The supremacy of Tuvalu

John Hinderaker took a brief look at the United Nations climate change conference in Copenhagen here. Among the heroes of the conference are Hugo Chavez and Robert Mugabe.
Andrew Bolt gets to the heart of the conference with a look at one of the lesser known figures. Bolt writes: “Nothing is real in Copenhagen – not the temperature record, not the predictions, not the agenda, not the ‘solution.'” Quoting a report from the Australian, Bolt provides a good example of “how fake it all is.”

The lead negotiator for the small island nation of Tuvalu, the bow-tie wearing Ian Fry, broke down as he begged delegates to take tough action.
“I woke up this morning crying,” and that’s not easy for a grown man to admit,” Mr Fry said on Saturday, as his eyes welled with tears.
“The fate of my country rests in your hands,” he concluded, as the audience exploded with wild applause.
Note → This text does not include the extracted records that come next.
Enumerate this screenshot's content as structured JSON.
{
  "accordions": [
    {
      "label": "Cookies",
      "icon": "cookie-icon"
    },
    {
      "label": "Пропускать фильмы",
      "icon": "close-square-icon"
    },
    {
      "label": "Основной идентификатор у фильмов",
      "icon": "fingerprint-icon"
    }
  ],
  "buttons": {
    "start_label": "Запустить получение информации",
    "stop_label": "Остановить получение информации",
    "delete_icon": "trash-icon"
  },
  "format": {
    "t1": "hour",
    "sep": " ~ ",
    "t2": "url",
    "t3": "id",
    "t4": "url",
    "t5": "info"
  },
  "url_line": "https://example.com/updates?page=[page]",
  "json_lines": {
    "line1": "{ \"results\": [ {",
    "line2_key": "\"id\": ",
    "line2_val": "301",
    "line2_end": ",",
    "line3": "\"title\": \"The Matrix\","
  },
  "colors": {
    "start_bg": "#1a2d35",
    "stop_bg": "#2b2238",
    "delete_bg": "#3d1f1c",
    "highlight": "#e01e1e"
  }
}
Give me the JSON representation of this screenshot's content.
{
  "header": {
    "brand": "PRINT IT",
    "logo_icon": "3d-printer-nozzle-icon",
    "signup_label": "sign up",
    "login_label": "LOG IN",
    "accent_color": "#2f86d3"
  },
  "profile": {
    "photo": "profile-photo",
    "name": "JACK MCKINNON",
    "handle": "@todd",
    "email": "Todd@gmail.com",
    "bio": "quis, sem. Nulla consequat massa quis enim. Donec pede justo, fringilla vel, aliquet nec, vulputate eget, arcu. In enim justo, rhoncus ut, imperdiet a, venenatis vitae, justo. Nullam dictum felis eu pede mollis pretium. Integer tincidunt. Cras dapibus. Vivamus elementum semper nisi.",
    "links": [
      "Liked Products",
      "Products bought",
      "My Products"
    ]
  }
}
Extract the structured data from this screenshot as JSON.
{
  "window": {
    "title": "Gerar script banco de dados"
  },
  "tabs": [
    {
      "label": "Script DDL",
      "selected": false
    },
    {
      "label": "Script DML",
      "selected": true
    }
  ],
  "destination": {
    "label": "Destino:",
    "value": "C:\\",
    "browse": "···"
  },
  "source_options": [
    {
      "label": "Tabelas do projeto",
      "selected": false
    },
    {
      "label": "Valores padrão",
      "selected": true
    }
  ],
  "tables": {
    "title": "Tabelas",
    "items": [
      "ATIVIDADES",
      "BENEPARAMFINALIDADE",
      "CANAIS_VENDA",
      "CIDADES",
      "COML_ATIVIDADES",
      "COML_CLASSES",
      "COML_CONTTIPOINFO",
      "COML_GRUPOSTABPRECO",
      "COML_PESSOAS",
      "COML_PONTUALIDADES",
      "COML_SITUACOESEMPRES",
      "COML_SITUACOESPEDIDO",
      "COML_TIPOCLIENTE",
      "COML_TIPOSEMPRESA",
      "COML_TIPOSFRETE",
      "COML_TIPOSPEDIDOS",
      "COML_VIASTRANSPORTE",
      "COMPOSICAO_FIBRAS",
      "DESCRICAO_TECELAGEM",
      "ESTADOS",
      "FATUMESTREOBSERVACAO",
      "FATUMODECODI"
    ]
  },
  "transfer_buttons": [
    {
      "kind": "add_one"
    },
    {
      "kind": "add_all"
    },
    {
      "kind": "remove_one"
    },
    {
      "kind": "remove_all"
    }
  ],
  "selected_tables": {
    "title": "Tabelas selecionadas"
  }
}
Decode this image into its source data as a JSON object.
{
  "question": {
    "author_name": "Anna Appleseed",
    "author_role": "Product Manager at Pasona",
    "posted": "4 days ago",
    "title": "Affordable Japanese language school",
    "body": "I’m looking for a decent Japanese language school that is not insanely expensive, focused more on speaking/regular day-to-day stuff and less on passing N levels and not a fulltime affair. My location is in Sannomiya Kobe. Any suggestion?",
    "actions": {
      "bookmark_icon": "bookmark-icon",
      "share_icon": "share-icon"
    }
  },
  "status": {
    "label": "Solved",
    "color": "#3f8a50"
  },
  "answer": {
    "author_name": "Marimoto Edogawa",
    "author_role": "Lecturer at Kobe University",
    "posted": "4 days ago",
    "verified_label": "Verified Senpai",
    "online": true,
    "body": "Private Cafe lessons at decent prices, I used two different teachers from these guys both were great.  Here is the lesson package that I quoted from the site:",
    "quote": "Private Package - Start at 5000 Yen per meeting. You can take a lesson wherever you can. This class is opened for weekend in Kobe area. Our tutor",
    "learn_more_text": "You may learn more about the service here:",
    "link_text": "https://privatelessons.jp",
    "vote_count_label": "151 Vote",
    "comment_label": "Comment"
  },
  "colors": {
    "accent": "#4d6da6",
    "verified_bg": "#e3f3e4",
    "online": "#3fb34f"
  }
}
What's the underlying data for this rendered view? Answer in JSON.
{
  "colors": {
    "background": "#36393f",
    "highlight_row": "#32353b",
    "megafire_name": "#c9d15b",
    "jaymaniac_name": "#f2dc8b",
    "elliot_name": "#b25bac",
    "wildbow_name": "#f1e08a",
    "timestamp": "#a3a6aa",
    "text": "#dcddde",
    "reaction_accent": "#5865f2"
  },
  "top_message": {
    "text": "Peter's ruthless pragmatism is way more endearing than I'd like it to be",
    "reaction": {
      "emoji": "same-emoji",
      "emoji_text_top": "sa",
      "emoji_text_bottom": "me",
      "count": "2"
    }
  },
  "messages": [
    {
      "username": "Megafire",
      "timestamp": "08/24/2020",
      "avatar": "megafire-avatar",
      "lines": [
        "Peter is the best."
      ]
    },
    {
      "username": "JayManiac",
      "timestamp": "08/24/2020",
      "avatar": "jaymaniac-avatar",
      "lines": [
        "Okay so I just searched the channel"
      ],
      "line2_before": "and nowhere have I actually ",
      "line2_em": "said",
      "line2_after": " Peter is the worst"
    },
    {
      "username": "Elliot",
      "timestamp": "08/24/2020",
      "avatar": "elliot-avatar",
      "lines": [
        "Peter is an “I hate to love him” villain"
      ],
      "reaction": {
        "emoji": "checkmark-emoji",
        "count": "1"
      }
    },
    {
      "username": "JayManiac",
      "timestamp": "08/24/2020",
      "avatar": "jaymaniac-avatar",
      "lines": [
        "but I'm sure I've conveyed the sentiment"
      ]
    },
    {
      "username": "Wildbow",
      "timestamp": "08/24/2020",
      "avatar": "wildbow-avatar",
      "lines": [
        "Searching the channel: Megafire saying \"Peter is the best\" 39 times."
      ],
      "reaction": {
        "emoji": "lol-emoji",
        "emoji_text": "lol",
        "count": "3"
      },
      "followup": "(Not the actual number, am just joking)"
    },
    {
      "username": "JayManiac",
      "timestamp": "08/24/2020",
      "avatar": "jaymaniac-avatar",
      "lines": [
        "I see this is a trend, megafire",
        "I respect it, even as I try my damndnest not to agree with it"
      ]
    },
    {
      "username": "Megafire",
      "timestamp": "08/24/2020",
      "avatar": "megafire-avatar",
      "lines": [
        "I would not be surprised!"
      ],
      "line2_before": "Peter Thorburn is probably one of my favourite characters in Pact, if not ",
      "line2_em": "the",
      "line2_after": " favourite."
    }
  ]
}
Bolt comments: “So moving. But let’s now learn more from Samantha Maiden about this former Greenpeace official from ‘Tuvalu.'” Quoting again from the Australian, Bolt adds:

But the part-time PhD scholar at the Australian National University actually resides in Queanbeyan, NSW, where he’s not likely to be troubled by rising sea levels because the closest beach at Batemans Bay is a two-hour, 144km drive away. Asked whether he had ever lived in Tuvalu, his wife told The Australian last night she would “rather not comment”….
Still, it’s a long way from the endangered atolls of Tuvalu, with his neighbour Michelle Ormay confirming he’s lived in Queanbeyan for more than a decade, while he has worked his way up to being “very high up in climate change.”

The neighbor’s description of the fake from Tuvalu is also noteworthy. She says he is “very high up in climate change,” as though it’s a business, which of course it is.
UPDATE: Senator James Inhofe has arrived in Copenhage to deliver an authentic word: “My stated reason for attending Copenhagen was to make certain the 191 countries attending COP-15 would not be deceived into thinking the US would pass cap-and-trade legislation. That won’t happen. And for the sake of the American people, and the economic well-being of America, that’s a good thing.”